Locally subcube-connected hypercube networks: theoretical analysis and experimental results

• Published in: IEEE transactions on computers Vol. 51; no. 5; pp. 530 - 540
• Main Authors: Chen, Jianer, Wang, Guojun, Chen, Songqiao
• Format: Journal Article
• Language: English
• Published: New York IEEE 01.05.2002; The Institute of Electrical and Electronics Engineers, Inc. (IEEE)

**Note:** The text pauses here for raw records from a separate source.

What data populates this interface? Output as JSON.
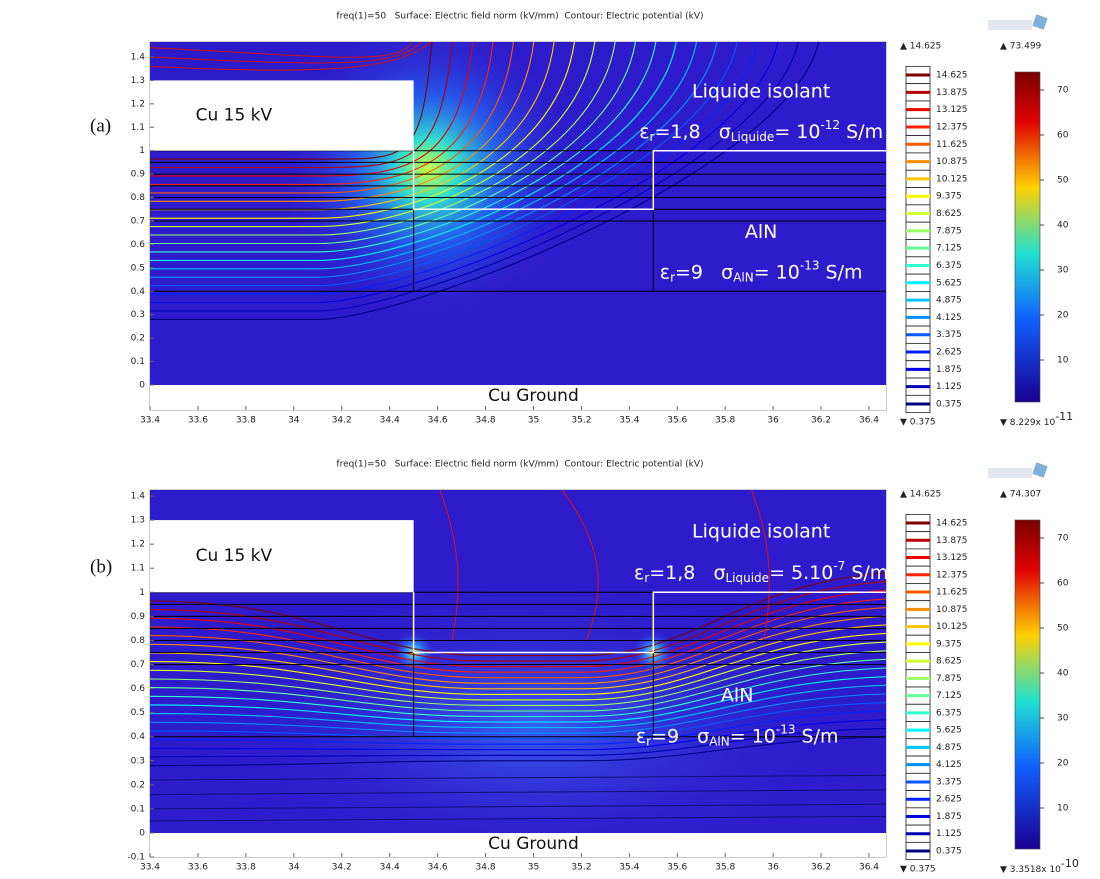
{
  "panels": [
    {
      "label": "(a)",
      "title": "freq(1)=50   Surface: Electric field norm (kV/mm)  Contour: Electric potential (kV)",
      "xticks": [
        33.4,
        33.6,
        33.8,
        34,
        34.2,
        34.4,
        34.6,
        34.8,
        35,
        35.2,
        35.4,
        35.6,
        35.8,
        36,
        36.2,
        36.4
      ],
      "yticks": [
        1.4,
        1.3,
        1.2,
        1.1,
        1,
        0.9,
        0.8,
        0.7,
        0.6,
        0.5,
        0.4,
        0.3,
        0.2,
        0.1,
        0
      ],
      "cu_electrode": "Cu 15 kV",
      "cu_ground": "Cu Ground",
      "liquid_name": "Liquide isolant",
      "liquid_props": [
        "ε",
        "r",
        "=1,8   σ",
        "Liquide",
        "= 10",
        "-12",
        " S/m"
      ],
      "aln_name": "AlN",
      "aln_props": [
        "ε",
        "r",
        "=9   σ",
        "AlN",
        "= 10",
        "-13",
        " S/m"
      ],
      "contour_max": "▲ 14.625",
      "contour_levels": [
        14.625,
        13.875,
        13.125,
        12.375,
        11.625,
        10.875,
        10.125,
        9.375,
        8.625,
        7.875,
        7.125,
        6.375,
        5.625,
        4.875,
        4.125,
        3.375,
        2.625,
        1.875,
        1.125,
        0.375
      ],
      "contour_min": "▼ 0.375",
      "colorbar_max": "▲ 73.499",
      "colorbar_ticks": [
        70,
        60,
        50,
        40,
        30,
        20,
        10
      ],
      "colorbar_min": "▼ 8.229x 10",
      "colorbar_min_exp": "-11"
    },
    {
      "label": "(b)",
      "title": "freq(1)=50   Surface: Electric field norm (kV/mm)  Contour: Electric potential (kV)",
      "xticks": [
        33.4,
        33.6,
        33.8,
        34,
        34.2,
        34.4,
        34.6,
        34.8,
        35,
        35.2,
        35.4,
        35.6,
        35.8,
        36,
        36.2,
        36.4
      ],
      "yticks": [
        1.4,
        1.3,
        1.2,
        1.1,
        1,
        0.9,
        0.8,
        0.7,
        0.6,
        0.5,
        0.4,
        0.3,
        0.2,
        0.1,
        0,
        -0.1
      ],
      "cu_electrode": "Cu 15 kV",
      "cu_ground": "Cu Ground",
      "liquid_name": "Liquide isolant",
      "liquid_props": [
        "ε",
        "r",
        "=1,8   σ",
        "Liquide",
        "= 5.10",
        "-7",
        " S/m"
      ],
      "aln_name": "AlN",
      "aln_props": [
        "ε",
        "r",
        "=9   σ",
        "AlN",
        "= 10",
        "-13",
        " S/m"
      ],
      "contour_max": "▲ 14.625",
      "contour_levels": [
        14.625,
        13.875,
        13.125,
        12.375,
        11.625,
        10.875,
        10.125,
        9.375,
        8.625,
        7.875,
        7.125,
        6.375,
        5.625,
        4.875,
        4.125,
        3.375,
        2.625,
        1.875,
        1.125,
        0.375
      ],
      "contour_min": "▼ 0.375",
      "colorbar_max": "▲ 74.307",
      "colorbar_ticks": [
        70,
        60,
        50,
        40,
        30,
        20,
        10
      ],
      "colorbar_min": "▼ 3.3518x 10",
      "colorbar_min_exp": "-10"
    }
  ]
}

• Subjects: Algorithms; Computer networks; Construction; Hypercubes; Management; Networks; Optimization; Routing (telecommunications); Studies
• ISSN: 0018-9340; 1557-9956
• DOI: 10.1109/TC.2002.1004592

We study hypercube networks with a very large number of faulty nodes. A simple and natural condition, the local subcube-connectivity, is identified under which hypercube networks with a very large number of faulty nodes still remain connected. The condition of local subcube-connectivity can be detected and maintained in a distributed manner based on localized management. Efficient routing algorithms on locally subcube-connected hypercube networks are developed. Our algorithms are distributed and local-information-based in the sense that each node in the network knows only its neighbors' status and no global information of the network is required by the algorithms. For a locally subcube-connected hypercube network that may contain up to 37.5 percent faulty nodes, our algorithms run in linear time and, for any two given nonfaulty nodes, find a routing path of length bounded by four times the Hamming distance between the two nodes. Theoretical analysis and experimental results are presented which show that, under a variety of probability distributions of node failures, hypercube networks are locally subcube-connected with a very high probability and our routing algorithms run in linear time and construct routing paths of nearly optimal length.